Split dimensional regularization for the Coulomb gauge at two loops

TL;DR

This paper introduces split dimensional regularization for two-loop Coulomb gauge calculations, demonstrating its effectiveness in producing well-defined integrals and local pole coefficients, with extensive tabulated results and implications.

Contribution

It develops and applies split dimensional regularization to two-loop Coulomb gauge integrals, providing a new method for handling noncovariant divergences.

Findings

Split dimensional regularization yields well-defined two-loop integrals.

The leading pole coefficient for the quark self-energy is strictly local.

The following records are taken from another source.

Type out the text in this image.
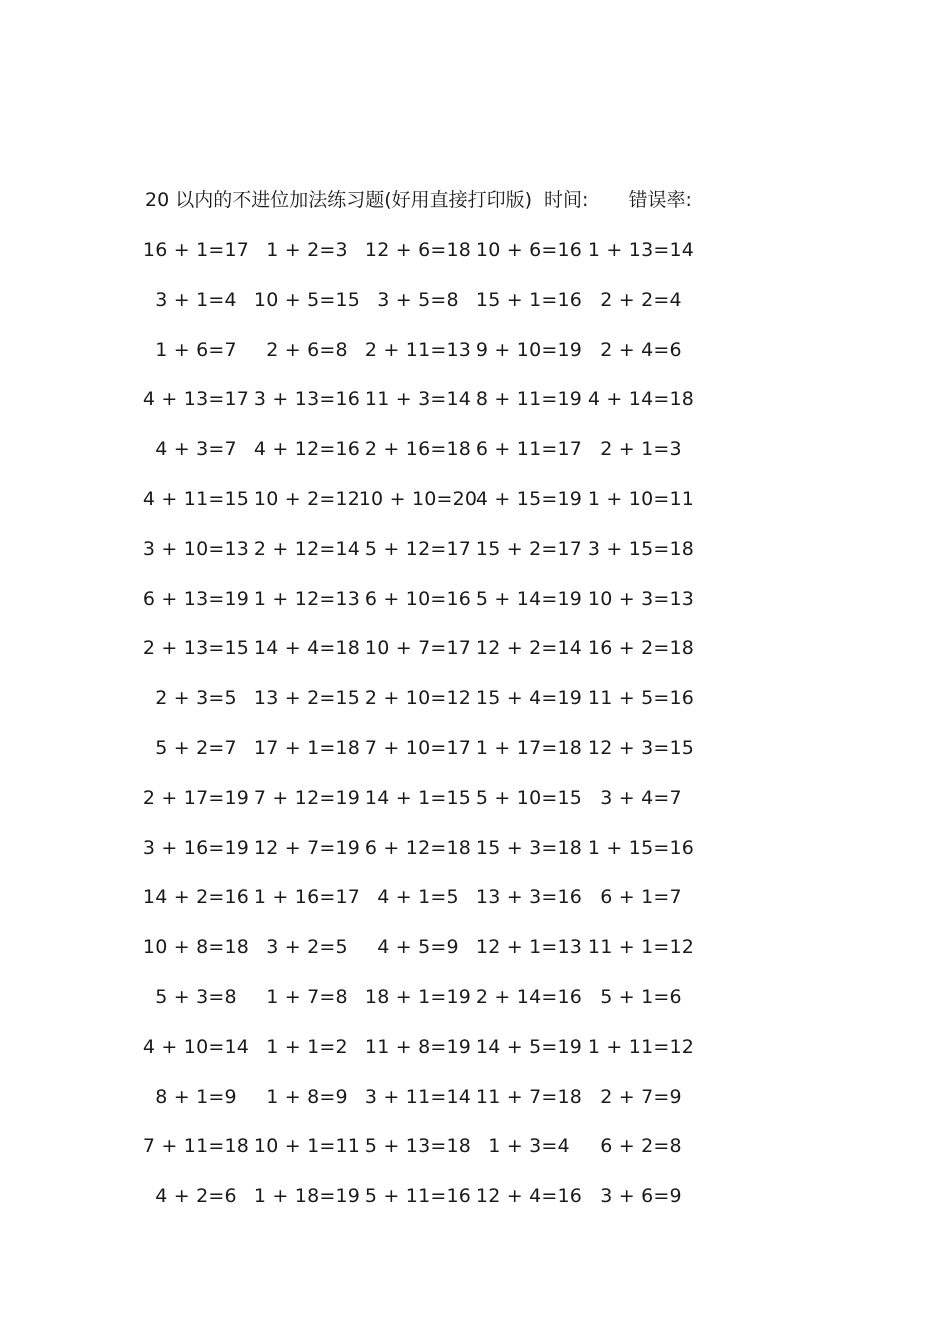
20 以内的不进位加法练习题(好用直接打印版) 时间: 错误率:
16 + 1=17 1 + 2=3 12 + 6=18 10 + 6=16 1 + 13=14
3 + 1=4 10 + 5=15 3 + 5=8 15 + 1=16 2 + 2=4
1 + 6=7 2 + 6=8 2 + 11=13 9 + 10=19 2 + 4=6
4 + 13=17 3 + 13=16 11 + 3=14 8 + 11=19 4 + 14=18
4 + 3=7 4 + 12=16 2 + 16=18 6 + 11=17 2 + 1=3
4 + 11=15 10 + 2=12
10 + 10=20
4 + 15=19 1 + 10=11
3 + 10=13 2 + 12=14 5 + 12=17 15 + 2=17 3 + 15=18
6 + 13=19 1 + 12=13 6 + 10=16 5 + 14=19 10 + 3=13
2 + 13=15 14 + 4=18 10 + 7=17 12 + 2=14 16 + 2=18
2 + 3=5 13 + 2=15 2 + 10=12 15 + 4=19 11 + 5=16
5 + 2=7 17 + 1=18 7 + 10=17 1 + 17=18 12 + 3=15
2 + 17=19 7 + 12=19 14 + 1=15 5 + 10=15 3 + 4=7
3 + 16=19 12 + 7=19 6 + 12=18 15 + 3=18 1 + 15=16
14 + 2=16 1 + 16=17 4 + 1=5 13 + 3=16 6 + 1=7
10 + 8=18 3 + 2=5 4 + 5=9 12 + 1=13 11 + 1=12
5 + 3=8 1 + 7=8 18 + 1=19 2 + 14=16 5 + 1=6
4 + 10=14 1 + 1=2 11 + 8=19 14 + 5=19 1 + 11=12
8 + 1=9 1 + 8=9 3 + 11=14 11 + 7=18 2 + 7=9
7 + 11=18 10 + 1=11 5 + 13=18 1 + 3=4 6 + 2=8
4 + 2=6 1 + 18=19 5 + 11=16 12 + 4=16 3 + 6=9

Extensive tables of Coulomb integral pole parts are provided.

Abstract

We evaluate the coefficients of the leading poles of the complete two-loop quark self-energy \Sigma(p) in the Coulomb gauge. Working in the framework of split dimensional regularization, with complex regulating parameters \sigma and n/2-\sigma for the energy and space components of the loop momentum, respectively, we find that split dimensional regularization leads to well-defined two-loop integrals, and that the overall coefficient of the leading pole term for \Sigma(p) is strictly local. Extensive tables showing the pole parts of one- and two-loop Coulomb integrals are given. We also comment on some general implications of split dimensional regularization, discussing in particular the limit \sigma \to 1/2 and the subleading terms in the epsilon-expansion of noncovariant integrals.